Jutta lag am Boden und preßte die Stirne auf das Knie der Sterbenden. In den dunkeln Locken hingen noch die Tazetten, die welkend ihre weißen Blätter falteten, und die prachtvolle blaue Seidenrobe floß über die groben Dielen – sie mahnte mit jedem leisen Knistern und Rauschen grausam an den letzten Schmerz, den die Tochter dem mütterlichen Herzen zugefügt hatte und der sich nicht mehr abbitten, nicht mehr sühnen ließ.
4
Auf dem kleinen, von einer halbzerfallenen Lehmmauer eingefriedigten Kirchhof zu Neuenfeld waren Frau von Zweiflingens sterbliche Überreste vor wenigen Tagen eingesenkt worden. Hier sah man freilich nicht ein einziges jener graubemoosten Zeichen, wie sie in aristokratischen Familiengrüften mit steinerner Zunge reden von ewigen Vorrechten und unübersteiglichen Schranken zwischen den Menschenkindern. Ganz entgegengesetzt dem Zwecke dieses Bilderschmuckes, der selbst angesichts der zerfallenen Erdenherrlichkeit noch Ehrfurcht für das moderne Geschlecht erzwingen will, denken wir nur daran, daß die armen Seelen unverhüllt und maskenlos in Gottes Hand zurückkehren mußten, in der sie anders wiegen als auf dem kleinen Erdenball, wo die Mitwelt götzendienerisch genug ist, weltlichen Besitz und ein Wappenschild in die Wagschale zu werfen...

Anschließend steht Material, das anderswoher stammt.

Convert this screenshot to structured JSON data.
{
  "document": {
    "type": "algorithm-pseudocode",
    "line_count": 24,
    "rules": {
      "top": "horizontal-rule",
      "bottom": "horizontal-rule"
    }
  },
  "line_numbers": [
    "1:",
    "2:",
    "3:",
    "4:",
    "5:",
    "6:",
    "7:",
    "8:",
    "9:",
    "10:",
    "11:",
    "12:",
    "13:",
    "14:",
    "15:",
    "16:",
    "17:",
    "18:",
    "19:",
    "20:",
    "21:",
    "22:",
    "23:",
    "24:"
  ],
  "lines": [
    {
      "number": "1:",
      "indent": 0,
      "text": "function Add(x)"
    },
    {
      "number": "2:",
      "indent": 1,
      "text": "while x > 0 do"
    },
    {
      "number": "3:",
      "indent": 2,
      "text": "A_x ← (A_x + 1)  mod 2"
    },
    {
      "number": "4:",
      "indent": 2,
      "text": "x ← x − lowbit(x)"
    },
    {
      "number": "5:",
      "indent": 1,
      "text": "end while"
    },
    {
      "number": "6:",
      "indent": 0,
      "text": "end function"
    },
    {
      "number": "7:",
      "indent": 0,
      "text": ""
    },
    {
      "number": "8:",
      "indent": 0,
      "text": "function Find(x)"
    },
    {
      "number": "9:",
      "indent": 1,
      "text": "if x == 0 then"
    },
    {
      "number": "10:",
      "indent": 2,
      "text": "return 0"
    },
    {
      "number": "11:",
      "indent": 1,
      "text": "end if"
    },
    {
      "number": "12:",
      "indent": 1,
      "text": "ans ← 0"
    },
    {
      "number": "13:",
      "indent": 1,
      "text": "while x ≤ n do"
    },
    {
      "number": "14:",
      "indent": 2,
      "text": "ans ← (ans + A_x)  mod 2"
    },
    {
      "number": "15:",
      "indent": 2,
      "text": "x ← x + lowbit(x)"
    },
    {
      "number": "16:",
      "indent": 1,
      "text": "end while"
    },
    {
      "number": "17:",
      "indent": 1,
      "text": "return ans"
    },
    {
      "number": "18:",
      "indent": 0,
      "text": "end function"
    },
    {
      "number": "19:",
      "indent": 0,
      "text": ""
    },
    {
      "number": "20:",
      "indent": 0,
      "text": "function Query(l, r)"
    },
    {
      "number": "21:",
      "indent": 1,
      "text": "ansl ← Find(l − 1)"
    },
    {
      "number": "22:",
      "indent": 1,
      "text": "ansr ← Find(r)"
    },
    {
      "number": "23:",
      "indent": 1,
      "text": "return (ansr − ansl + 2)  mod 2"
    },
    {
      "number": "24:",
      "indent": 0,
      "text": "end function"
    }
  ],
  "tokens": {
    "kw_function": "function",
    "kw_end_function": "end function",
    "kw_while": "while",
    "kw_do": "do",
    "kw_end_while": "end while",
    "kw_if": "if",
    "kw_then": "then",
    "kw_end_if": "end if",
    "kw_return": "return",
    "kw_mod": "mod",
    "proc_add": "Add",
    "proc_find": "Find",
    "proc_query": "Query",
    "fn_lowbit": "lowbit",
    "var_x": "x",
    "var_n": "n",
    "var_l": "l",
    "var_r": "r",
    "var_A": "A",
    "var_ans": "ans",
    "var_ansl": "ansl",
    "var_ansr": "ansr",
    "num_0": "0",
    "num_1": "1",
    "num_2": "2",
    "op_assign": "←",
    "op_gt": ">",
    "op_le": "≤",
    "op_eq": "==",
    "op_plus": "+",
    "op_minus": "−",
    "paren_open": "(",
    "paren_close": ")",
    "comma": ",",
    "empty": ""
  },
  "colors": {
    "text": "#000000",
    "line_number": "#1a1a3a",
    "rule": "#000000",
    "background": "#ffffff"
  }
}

Jetzt freilich breitete sich die Schneedecke alles einhüllend über die wenigen Hügelreihen des armseligen Dorfkirchhofs, in ihrer weißen Eintönigkeit nur selten unterbrochen durch ein vom Wind halb umgeblasenes schwarzes, schmuckloses Holzkreuz, den Ruheplatz einsamer Krähen – im Sommer aber, da kamen Waldesschatten und Waldesduft über die Mauer, die bergansteigend hart an die letzten Buchen stieß. Da floß und flutete Leben in dem fetten Grün des Haseldickichts, das in den vier Mauerecken wucherte, in den Adern der flinken Grasmücken und Rotkehlchen, die in dem Gebüsch ungestört nisteten, in den Brombeerranken, deren lange Arme vom Waldboden herüber lustig durch die Breschen der zerbröckelten Lehmwand krochen und eine ganze Last saftstrotzender, schwarzer Beeren auf die einsame, gemiedene Rasendecke legten; und der Sonnenstrahl lief emsig hin und her und zog ein buntes Blumenhaupt nach dem anderen aus der Saat des Todes – da klang das majestätische Auferstehen überzeugender als in den Mausoleen, wo Verwesung und Moder die Herren sind...

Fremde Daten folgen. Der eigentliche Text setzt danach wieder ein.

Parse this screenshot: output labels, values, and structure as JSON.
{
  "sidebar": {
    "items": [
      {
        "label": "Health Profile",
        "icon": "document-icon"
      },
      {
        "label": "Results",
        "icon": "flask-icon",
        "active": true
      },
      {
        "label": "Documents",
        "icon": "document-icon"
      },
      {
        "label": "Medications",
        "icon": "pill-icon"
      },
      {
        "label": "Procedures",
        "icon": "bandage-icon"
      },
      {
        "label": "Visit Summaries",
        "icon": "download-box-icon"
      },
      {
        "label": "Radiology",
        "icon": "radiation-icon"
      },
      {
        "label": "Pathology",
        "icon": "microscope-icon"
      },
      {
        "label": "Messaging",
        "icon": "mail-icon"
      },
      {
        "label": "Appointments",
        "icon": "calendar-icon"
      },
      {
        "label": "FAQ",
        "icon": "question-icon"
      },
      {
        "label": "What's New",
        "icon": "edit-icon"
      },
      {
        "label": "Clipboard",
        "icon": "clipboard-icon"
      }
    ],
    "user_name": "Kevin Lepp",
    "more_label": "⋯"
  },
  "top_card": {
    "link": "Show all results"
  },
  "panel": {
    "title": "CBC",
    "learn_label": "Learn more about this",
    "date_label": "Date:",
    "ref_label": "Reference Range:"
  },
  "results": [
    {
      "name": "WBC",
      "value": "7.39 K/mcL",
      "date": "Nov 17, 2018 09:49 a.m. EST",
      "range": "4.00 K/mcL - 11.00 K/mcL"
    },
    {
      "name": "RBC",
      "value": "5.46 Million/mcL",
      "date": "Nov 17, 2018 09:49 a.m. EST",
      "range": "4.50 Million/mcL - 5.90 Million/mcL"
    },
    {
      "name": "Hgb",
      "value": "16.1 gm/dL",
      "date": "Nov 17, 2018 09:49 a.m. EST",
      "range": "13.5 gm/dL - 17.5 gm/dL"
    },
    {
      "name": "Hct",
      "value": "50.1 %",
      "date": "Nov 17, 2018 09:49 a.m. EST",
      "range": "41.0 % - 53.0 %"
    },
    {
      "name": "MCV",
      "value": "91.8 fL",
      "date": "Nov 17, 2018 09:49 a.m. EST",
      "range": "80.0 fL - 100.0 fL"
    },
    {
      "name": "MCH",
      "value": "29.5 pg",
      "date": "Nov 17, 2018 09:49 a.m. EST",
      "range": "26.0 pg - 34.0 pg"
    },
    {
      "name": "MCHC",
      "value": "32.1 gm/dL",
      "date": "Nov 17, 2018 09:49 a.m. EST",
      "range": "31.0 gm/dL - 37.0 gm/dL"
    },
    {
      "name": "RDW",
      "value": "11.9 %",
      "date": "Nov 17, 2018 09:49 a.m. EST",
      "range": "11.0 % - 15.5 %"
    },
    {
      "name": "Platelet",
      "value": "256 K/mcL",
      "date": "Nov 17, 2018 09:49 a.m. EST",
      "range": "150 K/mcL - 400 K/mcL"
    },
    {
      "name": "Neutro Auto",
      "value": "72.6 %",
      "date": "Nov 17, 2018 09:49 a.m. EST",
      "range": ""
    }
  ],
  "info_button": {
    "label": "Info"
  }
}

Vielleicht dieser Gedanke, noch mehr aber wohl der glühende Haß gegen ihre Standesgenossen hatten Frau von Zweiflingen dieses einsame Grab wünschen lassen.

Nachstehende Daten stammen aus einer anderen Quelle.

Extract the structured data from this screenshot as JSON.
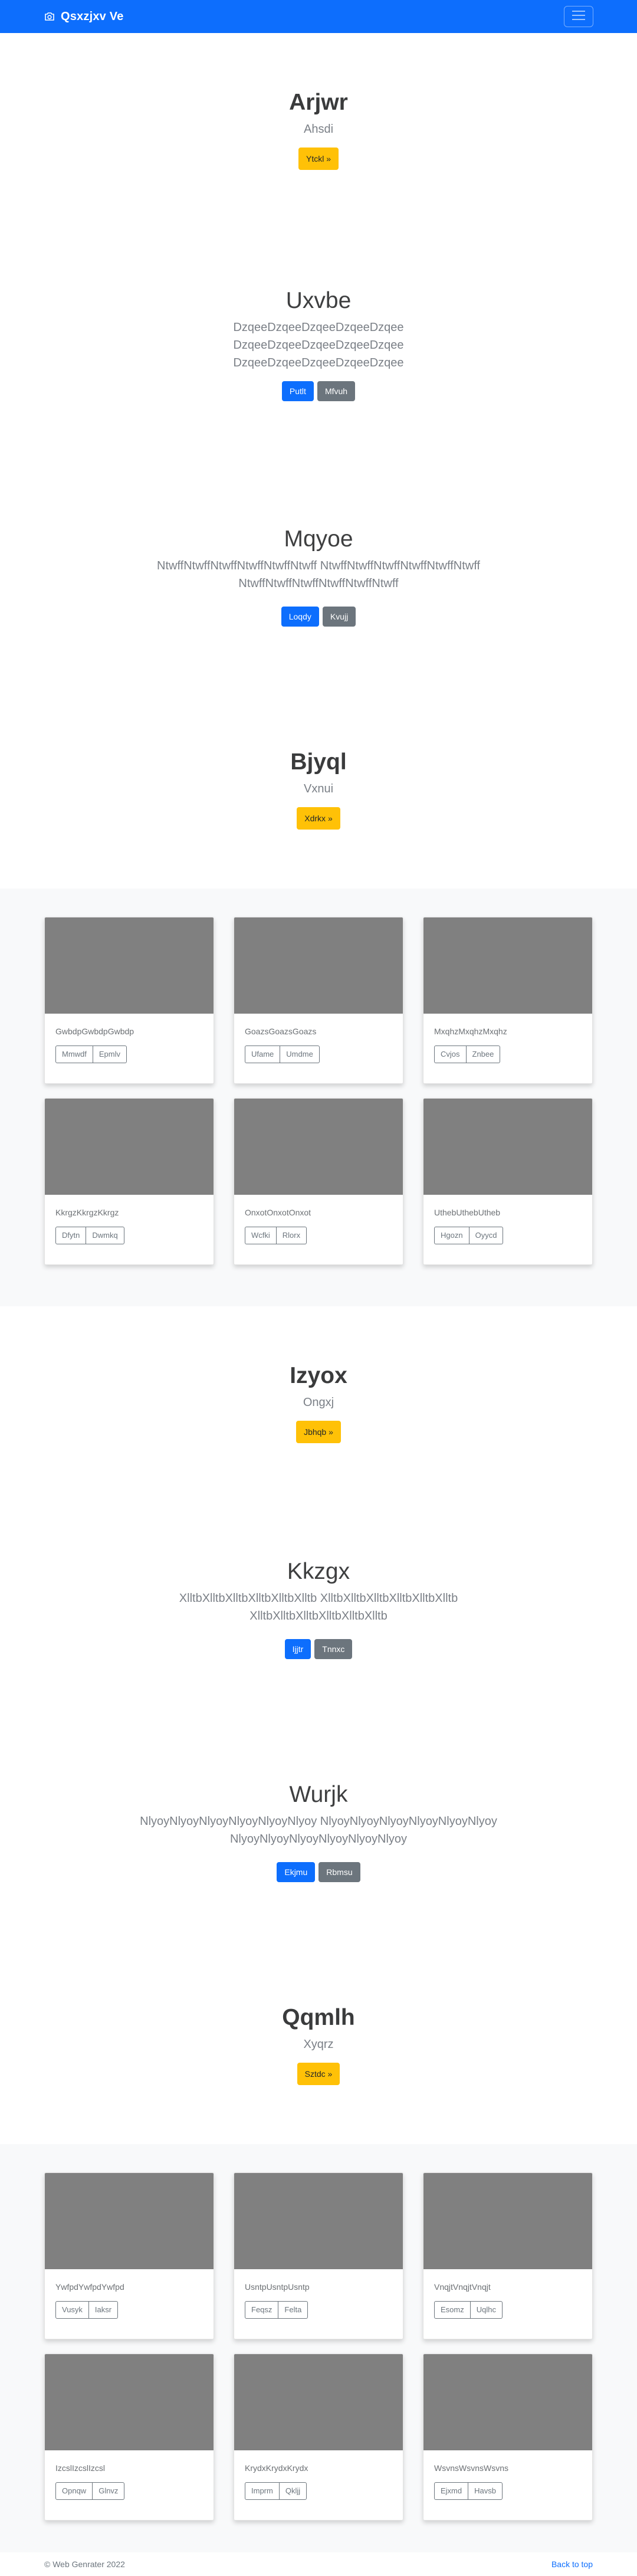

Noch an demselben Tage, an dem das dunkle Erdreich sich über dem ausgeglühten Herzen der Blinden schloß, hatte Jutta am Arm des Hüttenmeisters das Waldhaus verlassen und war in die Neuenfelder Pfarre übergesiedelt; dort sollte sie bleiben bis zu dem Augenblick, wo sie als junge Frau in die Hüttenmeisterwohnung einziehen konnte... So furchtbar auch die Gegenwart auf dem jungen Manne lastete – daheim lag sein Bruder, den er Tag und Nacht allein pflegte, fast hoffnungslos am Nervenfieber, und die Frau, die ihm mütterlich zugetan gewesen war, lebte nicht mehr – bei dem Gang durch den Wald hatte dennoch ein Gefühl unaussprechlichen Glückes alles Leid, alle Sorgen verdrängt. Das blasse Mädchen an seiner Seite, der Abgott aller seiner Gedanken, hatte auf der weiten Gotteswelt nun niemand mehr als ihn, und wenn sie auch schweigend, mit tiefgesenkten Wimpern neben ihm her geschritten war, so still und in sich gekehrt, wie sie ihm nie erschienen, wenn auch die sonst so unruhige, flinke Hand bewegungslos, wie von Marmor, auf seinem Arm gelegen hatte, all dies scheinbar Fremde und Neue in ihrem Wesen hatte ja doch nur den einen Grund, der sie sogar mit einem neuen Nimbus umgab: das Leid um die tote Mutter... Er wußte ja, daß sie an seinem Herzen den starren, tränenlosen Schmerz endlich ausweinen würde, daß ihre junge Seele allmählich jene Frische und übersprudelnde Lebendigkeit wieder erlangen müsse, die ihn, den ernsten, schweigsamen Mann, so unwiderstehlich bestrickten. Wie wollte er sie hegen und behüten!... Er glaubte an sein Glück so unerschütterlich wie an die Tatsache, daß die Sonne über ihm scheine. Hatte ihm Jutta nicht unzähligemal beteuert, daß sie ihn »unendlich liebe« und daß sie sich kindisch darauf freue, als seine kleine Frau im Hüttenhause schalten und walten zu dürfen?...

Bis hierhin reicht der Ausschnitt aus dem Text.